Meus avós costumam rezar o terço antes de dormir. Eram católicos fervorosos. Se tivessem dormido tão logo os convidados se despedissem, não ouviriam o estrondo vindo lá da cozinha. Foi um ataque cardíaco fulminante, igual ao da personagem de uma novela que passou no ano anterior e a qual amávamos muito.
Saí de casa para desmentir minha mãe e por mais que apertasse a campainha do apartamento dos meus avós até o dedo indicador ficar roxo, ninguém me atendia. 
Quando notei que a caravana voltava não para celebrar e sim para lamentar, fugi pela saída de emergência e corri até onde minhas pernas de gazela desengonçada suportaram, queria que meu coração parasse também.
Viver havia perdido todo o sentido.
Naquele dia, perdi completamente a noção das horas, me escondi na copa de um pé de ameixa que não ficava muito longe do complexo residencial onde meus avós e a Dinda residiam, não porque fosse indiferente à dor dos demais, mas porque precisava daquele momento comigo mesma. Não queria ver Zuleica presa a um caixão escuro, todo fechado. Tinha ciência de que não poderia passar o resto dos meus dias escondida e que não queria voltar para casa.
A morte da minha madrinha abalou as estruturas emocionais de todos. Vovó teve várias crises de hipertensão durante o sepultamento da filha do meio e meus pais sofriam porque tinham noção do efeito dominó. Meus irmãos lamentavam o falecimento de uma tia próxima e querida, contudo, não a amavam como eu a amava.
Tudo perdeu a graça: comemorar aniversário, brincar com as outras crianças na rua, até mesmo estudar. Só não repeti de ano, seria uma humilhação ficar atrasada em relação aos meus amigos, por mais que não sentisse vontade nenhuma de interagir com ninguém e em alguns momentos carregasse a culpa por não ter forças para superar a perda da pessoa que mais me amava no mundo.

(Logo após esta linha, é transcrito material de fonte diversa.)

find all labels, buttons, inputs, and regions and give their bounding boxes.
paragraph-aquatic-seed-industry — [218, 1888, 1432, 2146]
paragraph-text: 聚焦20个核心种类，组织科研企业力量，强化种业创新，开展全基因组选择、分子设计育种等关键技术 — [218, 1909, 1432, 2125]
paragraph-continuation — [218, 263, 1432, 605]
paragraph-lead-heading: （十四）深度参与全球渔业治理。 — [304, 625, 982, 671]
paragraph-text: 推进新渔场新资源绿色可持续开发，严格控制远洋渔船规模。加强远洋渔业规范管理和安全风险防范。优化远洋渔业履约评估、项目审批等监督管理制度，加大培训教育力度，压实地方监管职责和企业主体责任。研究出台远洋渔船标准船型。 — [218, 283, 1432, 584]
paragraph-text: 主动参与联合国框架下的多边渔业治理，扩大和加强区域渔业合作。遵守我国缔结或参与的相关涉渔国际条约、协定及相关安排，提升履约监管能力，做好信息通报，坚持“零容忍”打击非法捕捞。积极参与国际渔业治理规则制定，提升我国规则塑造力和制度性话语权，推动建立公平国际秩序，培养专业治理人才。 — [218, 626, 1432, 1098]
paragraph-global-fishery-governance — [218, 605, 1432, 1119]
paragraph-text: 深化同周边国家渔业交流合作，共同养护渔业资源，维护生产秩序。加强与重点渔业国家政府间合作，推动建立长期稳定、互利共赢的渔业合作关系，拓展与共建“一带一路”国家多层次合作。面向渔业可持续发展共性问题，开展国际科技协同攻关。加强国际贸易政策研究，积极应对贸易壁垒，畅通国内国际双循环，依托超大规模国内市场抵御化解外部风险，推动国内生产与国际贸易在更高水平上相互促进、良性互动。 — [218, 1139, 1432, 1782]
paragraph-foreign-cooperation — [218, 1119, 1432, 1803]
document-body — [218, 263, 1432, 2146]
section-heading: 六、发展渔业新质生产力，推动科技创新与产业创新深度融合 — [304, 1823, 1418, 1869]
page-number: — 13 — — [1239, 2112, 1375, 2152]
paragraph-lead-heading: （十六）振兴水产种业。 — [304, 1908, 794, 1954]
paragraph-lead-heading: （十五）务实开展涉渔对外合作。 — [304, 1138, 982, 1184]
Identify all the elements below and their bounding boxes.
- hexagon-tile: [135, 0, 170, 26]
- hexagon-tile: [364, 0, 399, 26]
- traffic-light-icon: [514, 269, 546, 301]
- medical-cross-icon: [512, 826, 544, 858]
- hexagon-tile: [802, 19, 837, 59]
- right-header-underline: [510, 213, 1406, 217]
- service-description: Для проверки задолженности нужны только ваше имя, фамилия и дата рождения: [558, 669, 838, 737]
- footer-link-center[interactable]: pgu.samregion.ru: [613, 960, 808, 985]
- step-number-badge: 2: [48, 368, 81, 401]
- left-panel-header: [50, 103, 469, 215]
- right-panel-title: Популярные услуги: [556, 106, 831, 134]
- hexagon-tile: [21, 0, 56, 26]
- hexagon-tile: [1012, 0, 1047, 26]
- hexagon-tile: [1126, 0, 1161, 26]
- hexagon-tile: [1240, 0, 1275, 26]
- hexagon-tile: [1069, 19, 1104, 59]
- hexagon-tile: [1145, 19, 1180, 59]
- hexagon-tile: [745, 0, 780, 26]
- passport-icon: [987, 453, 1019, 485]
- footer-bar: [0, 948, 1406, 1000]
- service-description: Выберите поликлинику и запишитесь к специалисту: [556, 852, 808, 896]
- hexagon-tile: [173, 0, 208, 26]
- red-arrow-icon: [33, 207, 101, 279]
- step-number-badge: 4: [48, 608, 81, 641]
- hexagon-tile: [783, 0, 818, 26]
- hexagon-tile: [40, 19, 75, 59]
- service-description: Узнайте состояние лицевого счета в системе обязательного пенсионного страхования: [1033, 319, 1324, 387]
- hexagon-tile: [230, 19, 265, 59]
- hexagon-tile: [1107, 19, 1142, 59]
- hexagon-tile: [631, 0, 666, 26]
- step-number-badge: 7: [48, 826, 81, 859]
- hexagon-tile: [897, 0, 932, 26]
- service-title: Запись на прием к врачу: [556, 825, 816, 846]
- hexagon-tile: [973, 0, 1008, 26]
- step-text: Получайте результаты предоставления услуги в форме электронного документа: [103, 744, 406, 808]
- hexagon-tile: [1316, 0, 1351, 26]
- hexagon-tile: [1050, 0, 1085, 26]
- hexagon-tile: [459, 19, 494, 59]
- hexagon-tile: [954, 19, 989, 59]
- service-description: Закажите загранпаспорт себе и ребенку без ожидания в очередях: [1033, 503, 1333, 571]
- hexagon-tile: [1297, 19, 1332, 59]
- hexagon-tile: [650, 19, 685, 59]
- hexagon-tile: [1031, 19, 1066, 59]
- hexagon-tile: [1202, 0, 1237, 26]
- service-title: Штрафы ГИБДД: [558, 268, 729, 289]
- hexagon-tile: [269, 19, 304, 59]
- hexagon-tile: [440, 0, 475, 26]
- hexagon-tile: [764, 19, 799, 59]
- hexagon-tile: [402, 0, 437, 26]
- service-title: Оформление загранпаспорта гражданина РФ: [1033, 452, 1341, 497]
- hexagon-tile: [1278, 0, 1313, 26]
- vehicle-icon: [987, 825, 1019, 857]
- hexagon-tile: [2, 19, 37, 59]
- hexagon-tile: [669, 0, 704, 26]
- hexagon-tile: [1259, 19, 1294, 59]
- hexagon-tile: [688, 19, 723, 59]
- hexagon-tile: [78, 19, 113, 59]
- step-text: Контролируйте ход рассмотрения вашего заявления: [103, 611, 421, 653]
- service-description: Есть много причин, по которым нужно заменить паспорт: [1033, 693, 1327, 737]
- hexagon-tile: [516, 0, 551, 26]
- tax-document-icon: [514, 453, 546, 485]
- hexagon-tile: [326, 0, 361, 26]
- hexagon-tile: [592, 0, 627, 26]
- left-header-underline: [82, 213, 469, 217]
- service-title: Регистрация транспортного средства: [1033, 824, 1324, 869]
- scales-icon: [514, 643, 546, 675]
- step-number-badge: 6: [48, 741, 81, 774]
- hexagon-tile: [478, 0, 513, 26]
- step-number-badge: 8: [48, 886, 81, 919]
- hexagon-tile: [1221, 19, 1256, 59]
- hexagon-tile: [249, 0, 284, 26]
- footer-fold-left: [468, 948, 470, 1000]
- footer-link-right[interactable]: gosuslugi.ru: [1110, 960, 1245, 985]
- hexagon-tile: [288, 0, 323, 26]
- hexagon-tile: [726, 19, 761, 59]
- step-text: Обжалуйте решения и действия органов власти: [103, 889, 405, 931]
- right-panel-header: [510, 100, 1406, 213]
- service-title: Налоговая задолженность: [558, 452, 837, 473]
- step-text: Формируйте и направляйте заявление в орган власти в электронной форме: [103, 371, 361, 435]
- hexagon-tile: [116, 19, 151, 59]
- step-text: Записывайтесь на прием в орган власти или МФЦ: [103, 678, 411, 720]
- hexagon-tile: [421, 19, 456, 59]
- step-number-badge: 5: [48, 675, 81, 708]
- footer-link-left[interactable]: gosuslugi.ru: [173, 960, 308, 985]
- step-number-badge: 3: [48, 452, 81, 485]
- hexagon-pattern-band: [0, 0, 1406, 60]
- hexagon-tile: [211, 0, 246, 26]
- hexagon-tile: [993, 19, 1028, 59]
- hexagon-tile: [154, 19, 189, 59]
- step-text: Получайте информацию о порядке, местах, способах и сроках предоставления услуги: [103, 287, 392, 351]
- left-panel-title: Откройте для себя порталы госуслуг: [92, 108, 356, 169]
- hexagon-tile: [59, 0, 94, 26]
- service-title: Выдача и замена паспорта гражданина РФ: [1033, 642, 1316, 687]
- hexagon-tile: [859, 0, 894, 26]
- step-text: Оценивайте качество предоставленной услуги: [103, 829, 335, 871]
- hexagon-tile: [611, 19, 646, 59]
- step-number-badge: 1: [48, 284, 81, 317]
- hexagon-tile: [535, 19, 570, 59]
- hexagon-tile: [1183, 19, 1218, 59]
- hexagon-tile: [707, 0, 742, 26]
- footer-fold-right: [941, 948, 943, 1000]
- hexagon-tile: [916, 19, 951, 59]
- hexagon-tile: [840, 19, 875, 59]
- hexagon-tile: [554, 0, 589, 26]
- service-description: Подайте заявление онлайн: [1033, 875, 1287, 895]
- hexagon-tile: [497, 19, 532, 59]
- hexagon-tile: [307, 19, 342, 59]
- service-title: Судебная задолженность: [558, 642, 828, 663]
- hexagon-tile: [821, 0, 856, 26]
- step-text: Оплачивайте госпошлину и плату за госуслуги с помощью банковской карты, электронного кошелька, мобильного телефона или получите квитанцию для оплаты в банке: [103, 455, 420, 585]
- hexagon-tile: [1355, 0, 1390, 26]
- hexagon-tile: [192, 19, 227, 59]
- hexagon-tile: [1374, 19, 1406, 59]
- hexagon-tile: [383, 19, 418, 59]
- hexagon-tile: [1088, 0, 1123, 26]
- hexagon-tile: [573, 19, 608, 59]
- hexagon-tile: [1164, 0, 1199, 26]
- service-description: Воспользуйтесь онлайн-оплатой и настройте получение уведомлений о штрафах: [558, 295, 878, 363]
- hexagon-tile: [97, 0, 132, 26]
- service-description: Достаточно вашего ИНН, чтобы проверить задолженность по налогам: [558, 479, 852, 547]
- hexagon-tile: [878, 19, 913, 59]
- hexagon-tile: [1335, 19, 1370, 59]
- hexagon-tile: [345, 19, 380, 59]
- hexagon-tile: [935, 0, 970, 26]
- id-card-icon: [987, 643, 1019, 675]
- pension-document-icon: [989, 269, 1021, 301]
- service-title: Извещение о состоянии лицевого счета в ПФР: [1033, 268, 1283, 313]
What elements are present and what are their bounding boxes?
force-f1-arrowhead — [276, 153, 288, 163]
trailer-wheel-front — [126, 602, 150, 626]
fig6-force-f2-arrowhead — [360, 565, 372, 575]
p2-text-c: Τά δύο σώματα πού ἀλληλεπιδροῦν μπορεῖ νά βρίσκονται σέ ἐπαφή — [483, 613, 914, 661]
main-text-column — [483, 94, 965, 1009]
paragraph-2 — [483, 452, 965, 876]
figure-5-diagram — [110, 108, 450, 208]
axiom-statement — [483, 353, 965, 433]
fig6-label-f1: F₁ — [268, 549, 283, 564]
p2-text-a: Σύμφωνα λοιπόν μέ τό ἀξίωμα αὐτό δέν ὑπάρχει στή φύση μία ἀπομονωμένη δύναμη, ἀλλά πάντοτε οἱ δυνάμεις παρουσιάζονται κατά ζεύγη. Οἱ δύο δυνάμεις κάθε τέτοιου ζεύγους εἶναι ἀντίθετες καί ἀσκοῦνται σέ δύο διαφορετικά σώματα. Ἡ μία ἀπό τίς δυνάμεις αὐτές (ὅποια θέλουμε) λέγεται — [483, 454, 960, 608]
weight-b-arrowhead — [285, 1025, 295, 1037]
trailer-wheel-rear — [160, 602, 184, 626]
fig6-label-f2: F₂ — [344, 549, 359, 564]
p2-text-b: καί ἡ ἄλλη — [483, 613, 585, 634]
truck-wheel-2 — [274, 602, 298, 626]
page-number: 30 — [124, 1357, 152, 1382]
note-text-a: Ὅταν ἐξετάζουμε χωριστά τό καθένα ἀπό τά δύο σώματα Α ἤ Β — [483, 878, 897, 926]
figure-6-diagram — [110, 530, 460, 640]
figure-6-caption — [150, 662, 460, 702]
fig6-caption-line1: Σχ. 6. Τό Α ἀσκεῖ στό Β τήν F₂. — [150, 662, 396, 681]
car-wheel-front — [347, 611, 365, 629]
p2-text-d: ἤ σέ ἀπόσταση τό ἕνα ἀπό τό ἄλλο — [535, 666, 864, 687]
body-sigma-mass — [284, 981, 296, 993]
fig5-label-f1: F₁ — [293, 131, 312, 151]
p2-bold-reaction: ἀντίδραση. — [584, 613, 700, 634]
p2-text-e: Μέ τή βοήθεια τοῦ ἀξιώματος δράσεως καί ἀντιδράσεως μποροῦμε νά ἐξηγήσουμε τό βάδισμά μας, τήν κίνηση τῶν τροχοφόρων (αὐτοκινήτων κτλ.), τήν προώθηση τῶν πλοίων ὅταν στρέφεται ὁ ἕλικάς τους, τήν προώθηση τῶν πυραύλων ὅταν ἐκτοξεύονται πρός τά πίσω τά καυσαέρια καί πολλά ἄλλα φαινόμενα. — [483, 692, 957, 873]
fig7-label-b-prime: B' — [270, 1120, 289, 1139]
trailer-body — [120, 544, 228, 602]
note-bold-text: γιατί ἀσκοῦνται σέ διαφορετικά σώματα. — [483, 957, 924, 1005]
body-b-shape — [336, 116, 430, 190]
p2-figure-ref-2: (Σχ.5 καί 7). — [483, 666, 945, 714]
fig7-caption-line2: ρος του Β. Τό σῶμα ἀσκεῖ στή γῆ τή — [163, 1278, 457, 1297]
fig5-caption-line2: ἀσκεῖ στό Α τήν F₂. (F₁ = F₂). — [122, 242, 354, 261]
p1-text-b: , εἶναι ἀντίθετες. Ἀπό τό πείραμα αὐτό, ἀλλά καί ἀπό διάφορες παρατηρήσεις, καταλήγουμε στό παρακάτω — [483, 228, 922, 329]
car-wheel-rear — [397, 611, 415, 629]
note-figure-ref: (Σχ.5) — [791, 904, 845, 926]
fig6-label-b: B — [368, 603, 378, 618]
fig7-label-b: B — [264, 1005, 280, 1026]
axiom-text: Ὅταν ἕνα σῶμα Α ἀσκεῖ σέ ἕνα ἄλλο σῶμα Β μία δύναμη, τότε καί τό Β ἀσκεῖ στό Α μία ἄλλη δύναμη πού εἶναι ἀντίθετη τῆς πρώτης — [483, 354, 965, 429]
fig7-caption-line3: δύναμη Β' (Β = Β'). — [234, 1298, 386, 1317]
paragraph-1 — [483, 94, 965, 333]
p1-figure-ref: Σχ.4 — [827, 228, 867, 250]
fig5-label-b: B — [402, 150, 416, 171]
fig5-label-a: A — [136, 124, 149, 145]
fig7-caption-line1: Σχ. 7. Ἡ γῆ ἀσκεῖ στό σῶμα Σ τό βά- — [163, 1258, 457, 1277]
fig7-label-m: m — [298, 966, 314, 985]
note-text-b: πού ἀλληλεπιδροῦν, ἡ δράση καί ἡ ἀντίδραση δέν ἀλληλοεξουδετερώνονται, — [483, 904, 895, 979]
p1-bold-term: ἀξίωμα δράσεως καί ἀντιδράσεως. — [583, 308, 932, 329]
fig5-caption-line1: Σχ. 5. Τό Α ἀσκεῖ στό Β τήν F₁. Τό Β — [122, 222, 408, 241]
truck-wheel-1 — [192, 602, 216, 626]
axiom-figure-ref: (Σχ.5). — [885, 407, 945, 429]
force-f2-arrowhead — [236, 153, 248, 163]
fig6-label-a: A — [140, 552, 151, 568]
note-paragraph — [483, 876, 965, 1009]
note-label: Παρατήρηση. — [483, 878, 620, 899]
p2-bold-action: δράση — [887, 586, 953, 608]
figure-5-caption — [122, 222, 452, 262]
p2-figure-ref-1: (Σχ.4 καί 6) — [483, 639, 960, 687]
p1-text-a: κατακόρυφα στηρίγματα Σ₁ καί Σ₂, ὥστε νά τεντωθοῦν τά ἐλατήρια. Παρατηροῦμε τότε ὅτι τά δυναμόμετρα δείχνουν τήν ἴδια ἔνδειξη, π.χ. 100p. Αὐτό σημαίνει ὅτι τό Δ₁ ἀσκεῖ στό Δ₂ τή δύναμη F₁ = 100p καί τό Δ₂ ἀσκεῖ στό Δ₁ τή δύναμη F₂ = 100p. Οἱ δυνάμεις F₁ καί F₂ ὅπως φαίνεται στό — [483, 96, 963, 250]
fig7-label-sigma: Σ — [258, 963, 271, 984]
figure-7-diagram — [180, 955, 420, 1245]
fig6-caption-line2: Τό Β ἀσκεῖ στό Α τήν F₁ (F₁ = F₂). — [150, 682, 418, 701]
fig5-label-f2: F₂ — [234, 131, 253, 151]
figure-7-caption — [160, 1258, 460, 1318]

Meus pais me amavam, todavia Drica, por ser a filha mais nova, recebia mais atenção. No outro extremo o Sérgio, o primogênito, que estava em ano de prestar vestibular e seria o primeiro Paternostro da geração a terminar os estudos regulares.
Só de ver a chamada do Réveillon do Rubão na televisão eu já entrei em pânico. A família tomou a decisão de manter as tradições, mas a Cecília de um ano antes não era aquela que surrupiou uma garrafa de bebida destilada e uma cartela dos comprimidos que meu avô utilizava para manter a pressão arterial em níveis estáveis.
Pela primeira vez na vida não me interessava nem um pouco em receber um ano, escolher roupa branca ou fazer penteado especial. Aquele que se passou como um borrão na memória não deixou saudades. Primeiro de janeiro sempre traria consigo a lembrança de uma dor que nunca passou por completo.
 Ainda hoje não sou simpática ao ano-novo, motivo pelo qual preferiria trabalhar para poder dormir durante a queima de fogos e ficar quase sozinha numa redação vazia e carente de grandes reportagens, posto que salvo alguma tragédia ou evento político, os primeiros dias de janeiro costumam ser pouco movimentados.
Despertei numa cama de hospital, vendo meus pais e irmãos se controlarem para não chorar. Um médico, amigo de longas datas do meu pai, desconfiou de tentativa de suicídio, no entanto, ninguém queria falar sobre aquele assunto tabu e me encher de perguntas. 
Papai sempre diz que quem me salvou foi Drica, pulando na minha cama para me acordar e ver a queima de fogos. Ao notar que eu não reagia, puxou as cobertas, gritou na minha orelha, puxou meu cabelo e, aos gritos, chamou meus progenitores, esperando que eles me dessem uma bronca por dormir na hora da virada.